Death is just so challenging to the living. I have no clue what happens…heaven and hell, rebirth, reincarnation, mere energy, or what. I do not hold a concrete idea about after. I can freak myself out meditating on death. I meditate on how I will have a dignified exit and my loved ones will be comforted by my dignity. I want to take the fear of death out of my family’s life so they won’t have to concern themselves with scary existential issues. Let them enjoy life without fear of death. As if!

I just quit a year of hellacious entrepeneurial activity. I am stressed, tired and soul weary. Today was the first day of liberation. I am free to spend some time as I wish. I want to go back to Chicago and spend more time with my mom. At 97, she should have the gift of family. Her friends are long gone. Amazingly, all her kids are still here. And I am a bright light for her. I can sense her appreciation for my existence, which appreciation often eluded both of us.

I want to take my spouse and vacation. I want us to both feel the yolk of financial desperation lifted. Ditch the kids. Let her enjoy some time doing stuff now while she is young enough to be mentally and physically capable and present.

It is time to regroup. It was a regrouping which Chuck was undertaking also. He was making the effort to improve spiritually. He was working to be there for his spouse. Had he known a year ago of his untimely demise, he would have put the pedal to the metal. As the Buddhist say, death is certain, only the when is unknown. To be continued……

To all living beings

When I drive or bike why do I stare at objects in the road which appear to be animals that may have been run over. I am drawn to the sight to verify what I often think. Frequently it is just a pile of leaves or debris. Sometimes it is a dead squirrel or rabbit, cat etc. And my reaction is always the same. I am pained by the sight and then I say a silent prayer that it died quickly and painlessly. But I cannot explain why I even look closely to see what it is that seems to be laying in the street.

So while I was biking Sunday, I pondered this ritual of mine. It stimulated me to think how I desire to have all living being be free from suffering. I pray that all living beings be free from all forms of suffering. I pray that no living thing live or die in fear. I pray that there is a power in the universe which will protect sufferers such that their physical or mental anguish will be mitigated by the higher power.

I cannot imagine the suffering someone like the 3 women in captivity by Ariel Castro. How much suffering is associated with being held captive, no one knowing where you are and never knowing if you will ever be freed. Or what is it like to be  Jaycee Dugard, the abducted girl who was held captive for 18 years.

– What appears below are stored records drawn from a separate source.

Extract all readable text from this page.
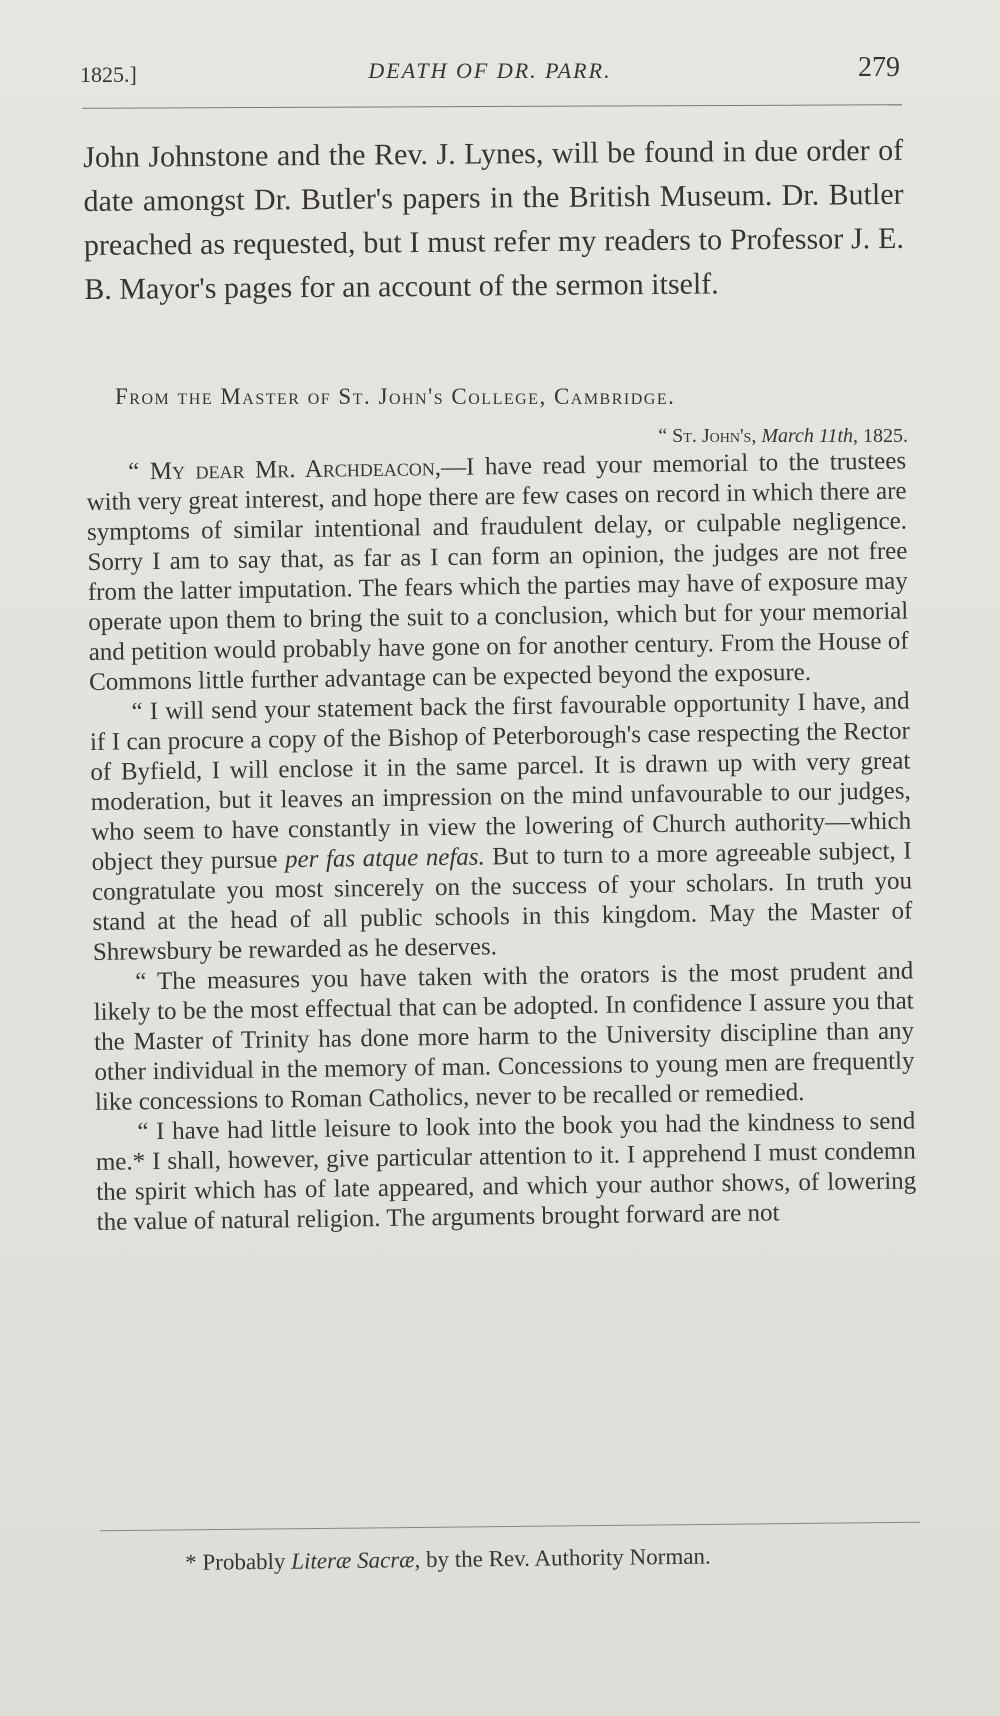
1825.]	DEATH OF DR. PARR.	279
John Johnstone and the Rev. J. Lynes, will be found in due order of date amongst Dr. Butler's papers in the British Museum. Dr. Butler preached as requested, but I must refer my readers to Professor J. E. B. Mayor's pages for an account of the sermon itself.
From the Master of St. John's College, Cambridge.
“ St. John's, March 11th, 1825.

“ My dear Mr. Archdeacon,—I have read your memorial to the trustees with very great interest, and hope there are few cases on record in which there are symptoms of similar intentional and fraudulent delay, or culpable negligence. Sorry I am to say that, as far as I can form an opinion, the judges are not free from the latter imputation. The fears which the parties may have of exposure may operate upon them to bring the suit to a conclusion, which but for your memorial and petition would probably have gone on for another century. From the House of Commons little further advantage can be expected beyond the exposure.

“ I will send your statement back the first favourable opportunity I have, and if I can procure a copy of the Bishop of Peterborough's case respecting the Rector of Byfield, I will enclose it in the same parcel. It is drawn up with very great moderation, but it leaves an impression on the mind unfavourable to our judges, who seem to have constantly in view the lowering of Church authority—which object they pursue per fas atque nefas. But to turn to a more agreeable subject, I congratulate you most sincerely on the success of your scholars. In truth you stand at the head of all public schools in this kingdom. May the Master of Shrewsbury be rewarded as he deserves.

“ The measures you have taken with the orators is the most prudent and likely to be the most effectual that can be adopted. In confidence I assure you that the Master of Trinity has done more harm to the University discipline than any other individual in the memory of man. Concessions to young men are frequently like concessions to Roman Catholics, never to be recalled or remedied.

“ I have had little leisure to look into the book you had the kindness to send me.* I shall, however, give particular attention to it. I apprehend I must condemn the spirit which has of late appeared, and which your author shows, of lowering the value of natural religion. The arguments brought forward are not

* Probably Literæ Sacræ, by the Rev. Authority Norman.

I especially hurt for kids lost, kidnapped, ill or injured who have not developed the coping skills of someone much older. Defenseless! Is God there to provide some relief from untold fear and suffering?

And then how about the men and women who just struggle every day to make a living and support themselves and family. Never having enough to be comfortable. Always fearful of losing a job, having an auto repair or a medical expense which creates anxiety about being able to pay the rent or utilities. I pray for them too.

I pray for people who have emotional, psychological, mental or physical handicaps that result in their isolation and seclusion from others. Living alone with their illness, alone without family or friends to comfort them or assist them.

I wonder how to support my country against its “enemies”. Often those that wish us harm are those we harmed. I didn’t start it. I didn’t wish it. I do not want young Americans placed in harms way and I do not want them to suffer further upon their return because of my aversion to inject our country into these armed-conflicts. So I pray for our troops and I pray for our enemies.

I pray for those in prisons and I pray for those who imprison. I pray for the wage slave and the corporate plantation owners. I pray for the prey and I pray for the predator. Once I start on a course of compassion and loving kindness for any as described by the Buddha, I find little freedom to not pray for all. My willingness to be selective in my compassion has dissipated and now I am compelled to include all. Evil is no less deserving of my prayers than goodness. Sinners no less than saints.

I can’t explain how I got here. It started with a spark of love which was always in me. It was enough to make me an advocate for those I felt needed an advocate. It was enough to make me believe in and act on behalf of street kids, gang-bangers and drug addicts. But not enough love was left for the persecutors, bullies and predators. What I had left over was a lot of judgement.

My policy statement was found in Ezekiel 25:17 And I will execute great vengeance upon them with furious rebukes; and they shall know that I am the LORD, when I shall lay my vengeance upon them.” 

Now age and maturation fueled by the practice of Buddhism and Metta (loving/kindness) has broadened the group which I classified as deserving and diminished the group who were undeserving.

I am difficult. Easy to anger, quick to fight. I do not tolerate any threats, physical or other of any sort against me. I will resort to verbal or physical violence if prodded. I prefer to be kind but I am not hesitant to show anger. I wish it were not so, but until future progress, I think we can safely say this is where I reside. But despite all the violence and difficulties, love grows through practice. Compassion is slowly demanding more of a seat at the table. Equal time is now given to the practice of metta and I always include the reflection on loving/kindness before I end a meditation.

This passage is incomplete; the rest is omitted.